Ms. Klein bought her farm, Wild Ocean, in 2000 with her longtime friend and riding competitor, Stormy Byorum, chief executive of Cori Investment Advisors, a new investment bank. Ms. Byorum was inspired to ride by a clip with Jennifer O’Neill galloping down the beach bareback. In her late 20’s, she decided to take a few lessons at the prestigious Topping Riding Club in Bridgehampton. "I became quite intrigued and passionate about it," she said. "I started from nowhere, kept going, bought a horse, went to a horse show, bought another horse." She and Ms. Klein brought in Charlie Weaver, who had been their trainer for over 15 years, from Old Salem Farm and came to Bridgehampton in the summertime, where they rented Dark Horse Farm and eventually bought the farm next-door on Mitchell Lane, which they named Wild Ocean. There, she and Ms. Klein each have five horses they keep in the Hamptons in the summer. Then they ship the show horses to Palm Beach, where they ride in the Wellington circuit. Her newest horse is named Broadway. "He had me at hello. He’s my new baby in town," she said.

"Riding is really relaxing to me," said Ms. Byorum, who attends six or seven horse shows each winter in Florida and five in the summer. "It’s a very maternal thing, too. Neither Kelly or I have kids. Horses may be 1,500 pounds, but they’re still babies." Ms. Byorum will again be entering their horses in the Hampton Classic. Again she will manage to wake up on Grand Prix Sunday at the crack of dawn, lead her horses around 3-foot-9 obstacles competing against the best horses in the world, and manage to make it to her table under the V.I.P. tent to entertain a dozen guests at the day’s main event. Ms. Byorum thought Seabiscuit showed the dedication necessary to excel in the sport. "All the people in the horse world read it two years ago," she said. "Riding is emotional. I can’t tell you how much. This is not just for spoiled rich people. People don’t do this just because there’s nothing to do in the afternoon."

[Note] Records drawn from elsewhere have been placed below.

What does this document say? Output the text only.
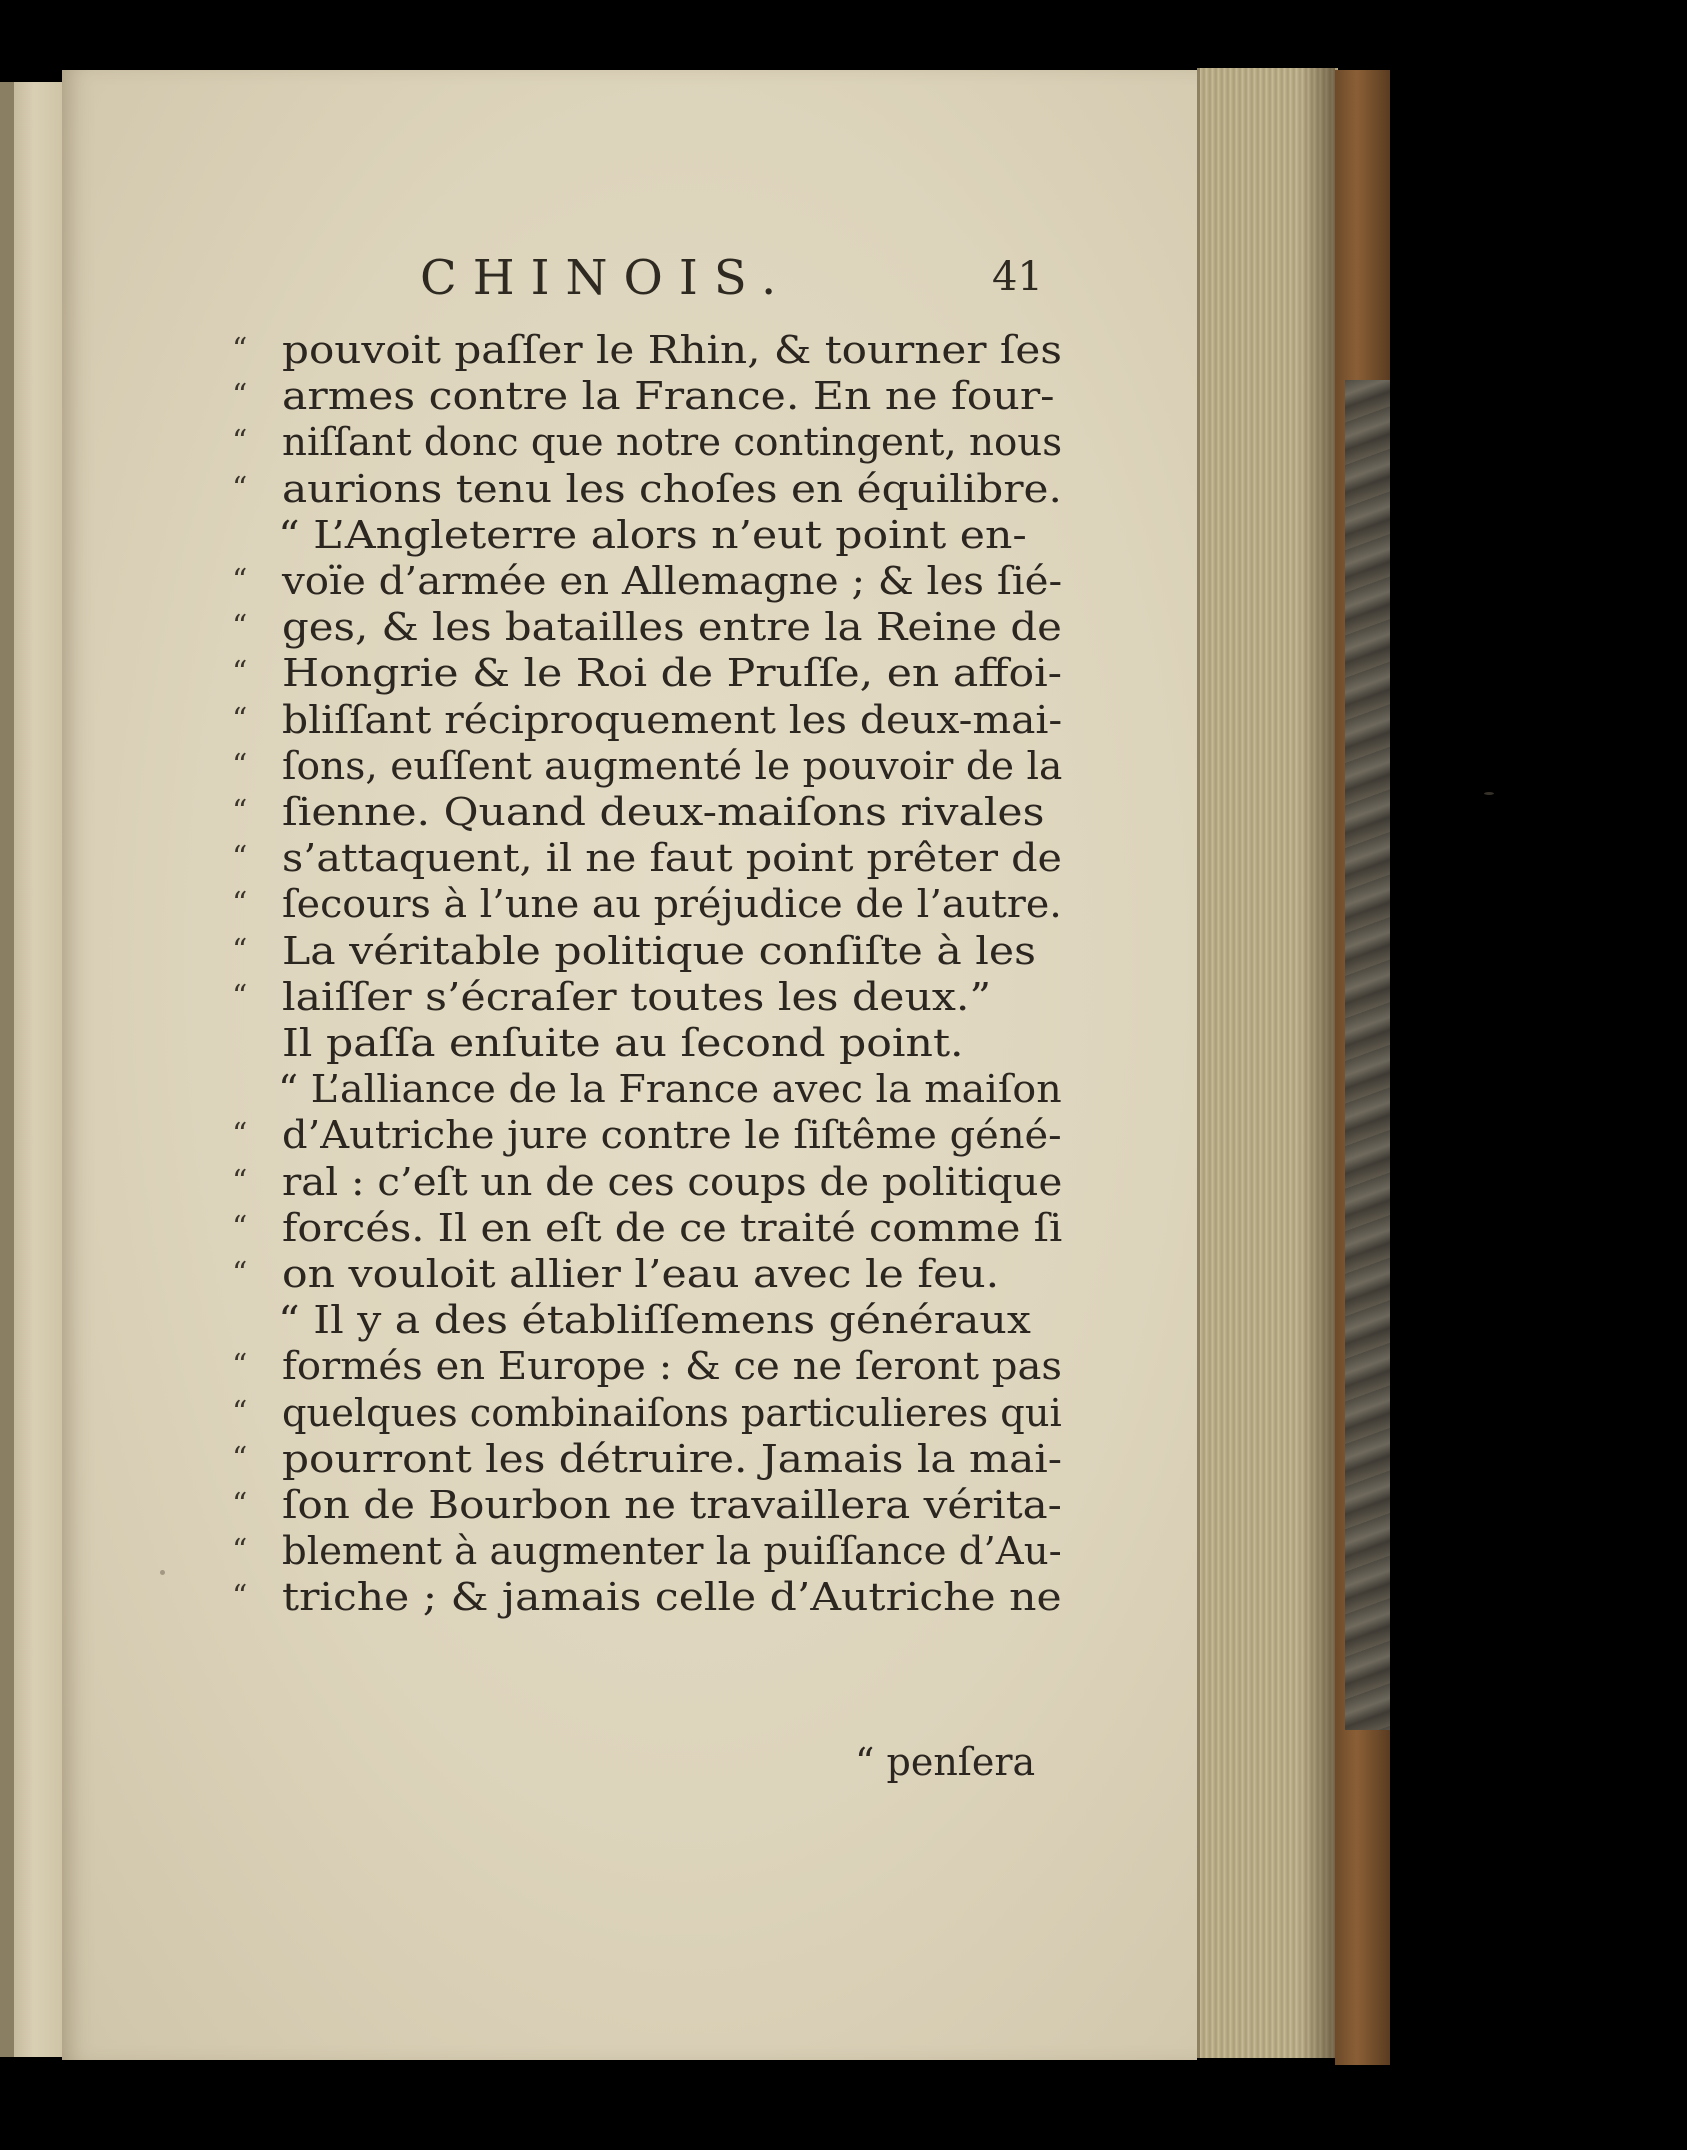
CHINOIS.	41
“ pouvoit paſſer le Rhin, & tourner ſes
“ armes contre la France. En ne four-
“ niſſant donc que notre contingent, nous
“ aurions tenu les choſes en équilibre.
“ L’Angleterre alors n’eut point en-
“ voïe d’armée en Allemagne ; & les ſié-
“ ges, & les batailles entre la Reine de
“ Hongrie & le Roi de Pruſſe, en affoi-
“ bliſſant réciproquement les deux-mai-
“ ſons, euſſent augmenté le pouvoir de la
“ ſienne. Quand deux-maiſons rivales
“ s’attaquent, il ne faut point prêter de
“ ſecours à l’une au préjudice de l’autre.
“ La véritable politique conſiſte à les
“ laiſſer s’écraſer toutes les deux.”
Il paſſa enſuite au ſecond point.
“ L’alliance de la France avec la maiſon
“ d’Autriche jure contre le ſiſtême géné-
“ ral : c’eſt un de ces coups de politique
“ forcés. Il en eſt de ce traité comme ſi
“ on vouloit allier l’eau avec le feu.
“ Il y a des établiſſemens généraux
“ formés en Europe : & ce ne ſeront pas
“ quelques combinaiſons particulieres qui
“ pourront les détruire. Jamais la mai-
“ ſon de Bourbon ne travaillera vérita-
“ blement à augmenter la puiſſance d’Au-
“ triche ; & jamais celle d’Autriche ne
“ penſera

For a sport whose timeless appeal has been closely tied to its useless luxury, the antiquated scenic imagery it evokes and the deep pockets it requires, the story of Seabiscuit has indeed been a shot of adrenaline. >From the hundred thousand fans this year at Belmont sloshing through the rain with their kegs and coolers to watch Funny Cide, to the bug-eyed face of Tobey Maguire pushing his horse down the Santa Anita race track, the equine love affair has moved beyond the brims of the wide straw hats in the Belmont sky boxes. It’s worth remembering, too, that it was the passion of a writer, Laura Hillenbrand, who recently revealed in The New Yorker that she battled chronic fatigue syndrome to write the book, that revived the half-forgotten cult of Seabiscuit in the first place. Other authors are soon to follow in Ms. Hillenbrand’s path: Michael Korda, the horse-loving editor-in-chief of Simon and Schuster, is coming out with a memoir called Horse People in the fall, and Putnam just contracted Sally Jenkins to write a book about Funny Cide. Oon the page as well as in the flesh, horses live on as vividly as ever.